La valse aux adieux

D’abord il y a la fumée, les témoins s’accordent sur ce point. Ici elle est blanche, on brûle des documents. Dans la scène qu’ils décriront, elle sera noire. La musique stridente produit un malaise, une foule de visages nous fait face, mue par un balancement qui n’est pas sans rappeler la mécanique des automates. Le portrait d’un homme, Ryszard Siwiec, apparaît dans l’entrebâillement d’une fenêtre, à travers les barbelés. C’est la Cérémonie des Moissons dans le Stade des Dix Ans de Varsovie : de jeunes gens costumés défilent en brandissant des fleurs en papier et les musiciens entament des airs traditionnels. En quelques plans, Maciej Drygas distille par petites touches l’argument du film et insuffle le ton : le spectateur interloqué n’aura aucun répit et devra saisir lui-même les indices semés au fil des archives, pour reconstituer la trame de ce qui s’est joué le 8 septembre 1968.
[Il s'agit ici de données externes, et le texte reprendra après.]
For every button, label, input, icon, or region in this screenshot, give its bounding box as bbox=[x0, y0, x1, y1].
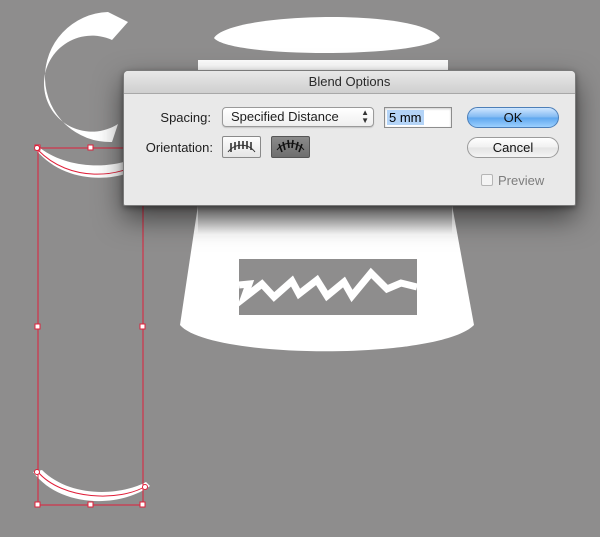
cap-top-artwork[interactable] bbox=[214, 16, 440, 53]
orientation-align-to-path-button[interactable] bbox=[271, 136, 310, 158]
handle-bottom-mid[interactable] bbox=[87, 501, 94, 508]
distance-input[interactable]: 5 mm bbox=[384, 107, 452, 128]
handle-bottom-right[interactable] bbox=[139, 501, 146, 508]
blend-options-dialog: Blend Options Spacing: Specified Distanc… bbox=[123, 70, 576, 206]
distance-input-value: 5 mm bbox=[387, 110, 424, 125]
preview-label: Preview bbox=[498, 173, 545, 188]
bottom-arc-artwork bbox=[33, 470, 150, 502]
anchor-point[interactable] bbox=[34, 469, 40, 475]
spacing-select-value: Specified Distance bbox=[231, 109, 339, 124]
handle-mid-right[interactable] bbox=[139, 323, 146, 330]
handle-top-mid[interactable] bbox=[87, 144, 94, 151]
dialog-title[interactable]: Blend Options bbox=[124, 71, 575, 94]
updown-arrows-icon: ▲ ▼ bbox=[361, 108, 369, 125]
c-shape-artwork[interactable] bbox=[44, 12, 128, 143]
anchor-point[interactable] bbox=[34, 145, 40, 151]
orientation-align-to-page-button[interactable] bbox=[222, 136, 261, 158]
anchor-point[interactable] bbox=[142, 484, 148, 490]
handle-bottom-left[interactable] bbox=[34, 501, 41, 508]
preview-checkbox[interactable] bbox=[481, 174, 493, 186]
ok-button[interactable]: OK bbox=[467, 107, 559, 128]
handle-mid-left[interactable] bbox=[34, 323, 41, 330]
orientation-align-to-path-icon bbox=[276, 139, 305, 153]
orientation-label: Orientation: bbox=[145, 140, 213, 155]
orientation-align-to-page-icon bbox=[227, 141, 256, 153]
dialog-shadow-on-artwork bbox=[198, 204, 452, 234]
spacing-label: Spacing: bbox=[160, 110, 211, 125]
cancel-button[interactable]: Cancel bbox=[467, 137, 559, 158]
spacing-select[interactable]: Specified Distance ▲ ▼ bbox=[222, 107, 374, 127]
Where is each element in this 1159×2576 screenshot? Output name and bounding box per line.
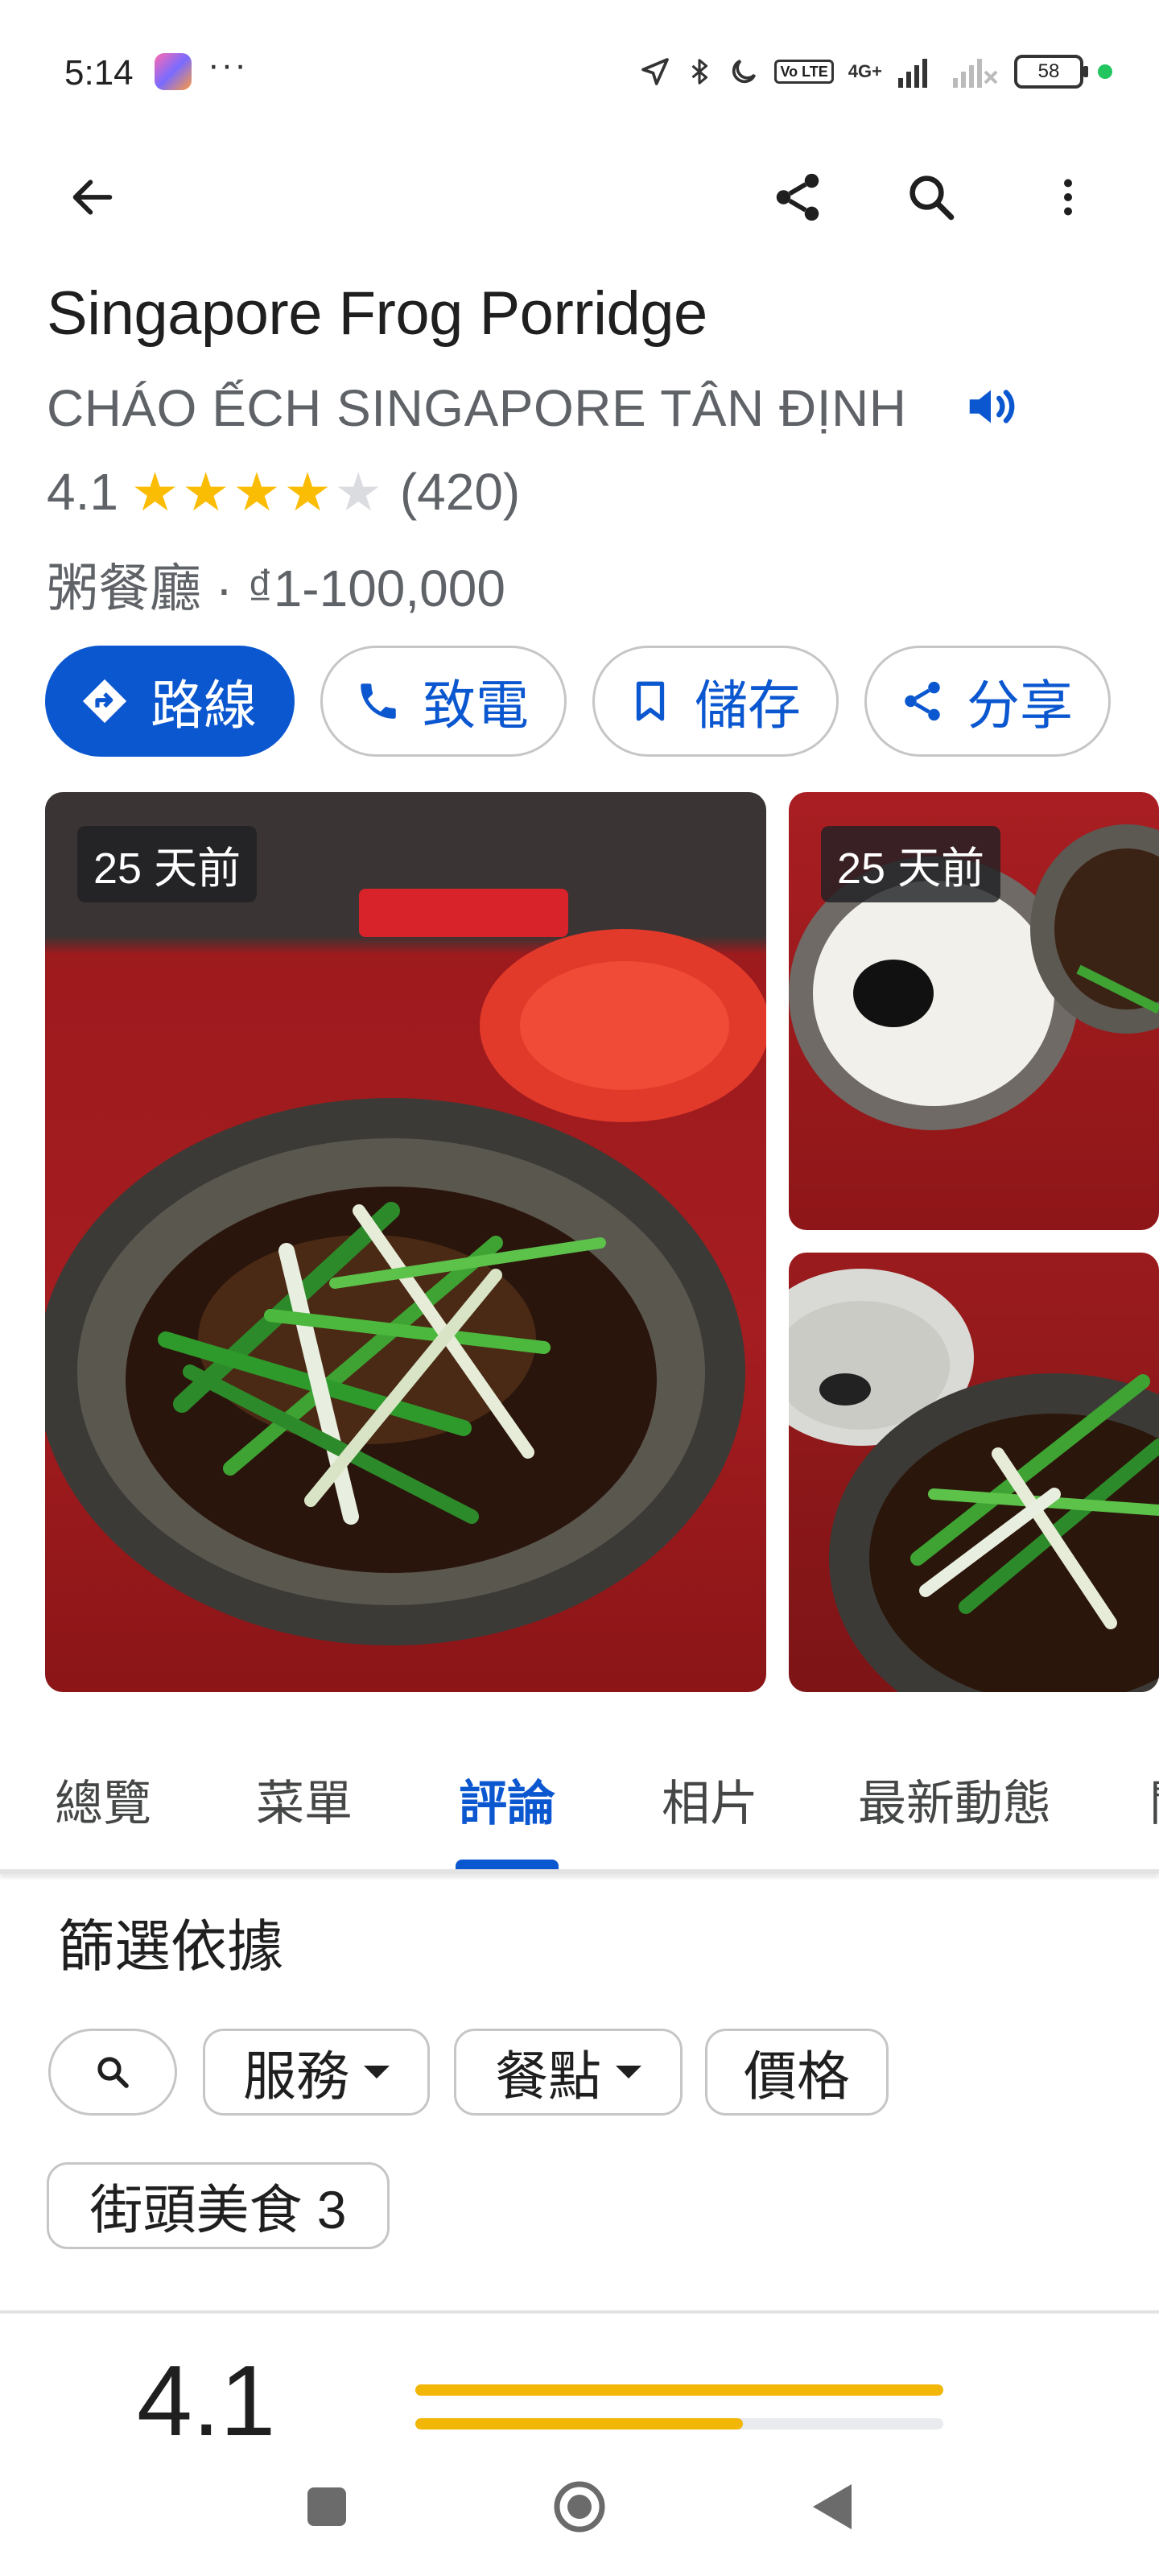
frog-porridge-pot-photo: [45, 889, 766, 1645]
food-filter-label: 餐點: [495, 2046, 601, 2106]
privacy-indicator-icon: [1098, 64, 1112, 79]
tab-about[interactable]: 關: [1149, 1765, 1159, 1835]
overall-rating-score: 4.1: [137, 2346, 276, 2457]
dropdown-caret-icon: [616, 2066, 641, 2079]
filter-title: 篩選依據: [58, 1915, 283, 1978]
directions-button[interactable]: 路線: [45, 646, 295, 757]
photo-top-right[interactable]: 25 天前: [789, 792, 1159, 1230]
search-icon: [97, 2057, 129, 2088]
status-time: 5:14: [64, 53, 134, 93]
photo-age-badge: 25 天前: [821, 826, 1001, 902]
place-local-name: CHÁO ẾCH SINGAPORE TÂN ĐỊNH: [47, 379, 907, 437]
status-icons: Vo LTE 4G+ 58: [639, 50, 1112, 93]
star-icon: ★: [130, 462, 179, 522]
star-icon: ★: [233, 462, 281, 522]
share-action-button[interactable]: 分享: [864, 646, 1111, 757]
search-button[interactable]: [895, 161, 967, 233]
back-button[interactable]: [56, 161, 129, 233]
share-button[interactable]: [761, 161, 834, 233]
tab-overview[interactable]: 總覽: [55, 1765, 151, 1835]
save-label: 儲存: [695, 675, 801, 735]
star-icon: ★: [283, 462, 332, 522]
photo-age-badge: 25 天前: [77, 826, 258, 902]
bookmark-icon: [627, 678, 674, 724]
share-icon: [776, 173, 819, 221]
directions-icon: [80, 676, 130, 726]
service-filter-chip[interactable]: 服務: [203, 2029, 430, 2116]
tab-updates[interactable]: 最新動態: [858, 1765, 1051, 1835]
search-icon: [909, 175, 955, 221]
call-label: 致電: [423, 675, 529, 735]
tab-reviews[interactable]: 評論: [459, 1765, 555, 1835]
share-label: 分享: [967, 675, 1073, 735]
network-type-label: 4G+: [848, 61, 882, 81]
section-divider: [0, 2310, 1159, 2314]
phone-icon: [355, 678, 402, 724]
more-vert-icon: [1064, 179, 1072, 216]
rating-value: 4.1: [47, 463, 118, 521]
volte-icon: Vo LTE: [774, 60, 834, 84]
share-icon: [899, 678, 946, 724]
battery-icon: 58: [1014, 55, 1088, 89]
rating-row[interactable]: 4.1 ★ ★ ★ ★ ★ (420): [47, 462, 520, 522]
call-button[interactable]: 致電: [320, 646, 567, 757]
status-bar: 5:14 ··· Vo LTE 4G+ 58: [0, 0, 1159, 145]
price-filter-chip[interactable]: 價格: [705, 2029, 889, 2116]
photo-main[interactable]: 25 天前: [45, 792, 766, 1692]
street-food-filter-chip[interactable]: 街頭美食 3: [47, 2162, 390, 2249]
star-empty-icon: ★: [334, 462, 382, 522]
directions-label: 路線: [151, 675, 257, 735]
back-triangle-icon: [813, 2484, 852, 2529]
food-filter-chip[interactable]: 餐點: [454, 2029, 683, 2116]
tabs-divider: [0, 1869, 1159, 1874]
service-filter-label: 服務: [243, 2046, 349, 2106]
dropdown-caret-icon: [364, 2066, 390, 2079]
review-count: (420): [399, 463, 521, 521]
rating-bar-fill: [415, 2418, 743, 2429]
home-circle-icon: [554, 2481, 605, 2533]
star-icon: ★: [182, 462, 230, 522]
nav-back-button[interactable]: [808, 2481, 856, 2533]
arrow-back-icon: [72, 180, 113, 215]
place-tabs: 總覽 菜單 評論 相片 最新動態 關: [0, 1731, 1159, 1872]
place-title: Singapore Frog Porridge: [47, 279, 707, 348]
moon-icon: [732, 59, 757, 84]
save-button[interactable]: 儲存: [592, 646, 839, 757]
pronounce-button[interactable]: [963, 378, 1019, 435]
more-notifications-indicator: ···: [208, 45, 248, 85]
search-reviews-chip[interactable]: [48, 2029, 177, 2116]
bluetooth-icon: [691, 59, 708, 85]
app-notification-icon: [155, 53, 192, 90]
more-options-button[interactable]: [1032, 161, 1104, 233]
location-arrow-icon: [641, 58, 670, 85]
signal-weak-icon: [953, 59, 998, 88]
price-filter-label: 價格: [744, 2046, 850, 2106]
street-food-filter-label: 街頭美食 3: [89, 2180, 347, 2240]
speaker-icon: [969, 390, 1015, 423]
photo-bottom-right[interactable]: [789, 1253, 1159, 1692]
signal-icon: [898, 59, 927, 88]
action-buttons: 路線 致電 儲存 分享: [45, 646, 1111, 757]
rating-bar-4: [415, 2418, 943, 2429]
category-price: 粥餐廳 · ₫1-100,000: [47, 559, 505, 617]
home-button[interactable]: [552, 2479, 607, 2534]
tab-menu[interactable]: 菜單: [256, 1765, 353, 1835]
frog-pot-photo: [789, 1269, 1159, 1692]
rating-stars: ★ ★ ★ ★ ★: [131, 465, 386, 518]
recents-button[interactable]: [307, 2487, 346, 2526]
rating-bar-fill: [415, 2384, 943, 2396]
tab-photos[interactable]: 相片: [662, 1765, 758, 1835]
rating-bar-5: [415, 2384, 943, 2396]
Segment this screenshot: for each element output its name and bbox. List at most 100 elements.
Ainsi prévenu, on peut maintenant s’enfoncer dans les entrailles des archives officielles du Parti communiste polonais. Une dame nous ouvre une porte, on suit un couloir, parvient à une autre porte, qui donne sur un autre couloir, encore une porte et ce sont des milliers de rapports qui s’offrent à nous, liés en paquets par une simple ficelle, entassés jusqu’à former de véritables montagnes de papier. La caméra subjective et les bruitages intensifiés donnent une grandiloquence à cette exhumation qui n’est pas sans ironie. On nous lit avec détachement comment Ryszard Siwiec a distribué des tracts contenant de fausses informations sur la situation politique et sociale de la Pologne, et comment il est mort quelques jours plus tard… accidentellement.

Si Maciej Drygas commence par citer la version officielle, ce n’est pas tant pour s’aménager la liberté d’en réfuter ensuite la véracité, c’est surtout dans l’optique de placer le spectateur dans une dynamique personnelle. Cette première version est en effet facile à admettre, dans la mesure où elle tient du fait divers. Ce n’est qu’au fil des entretiens et des archives, agencés avec soin par le réalisateur, que cette fine pellicule de glace qui nous masquait la vue se fissure, et qu’apparaissent les profonds abysses dans lesquels s’est débattu Ryszard Siwiec jusqu’à son ultime geste.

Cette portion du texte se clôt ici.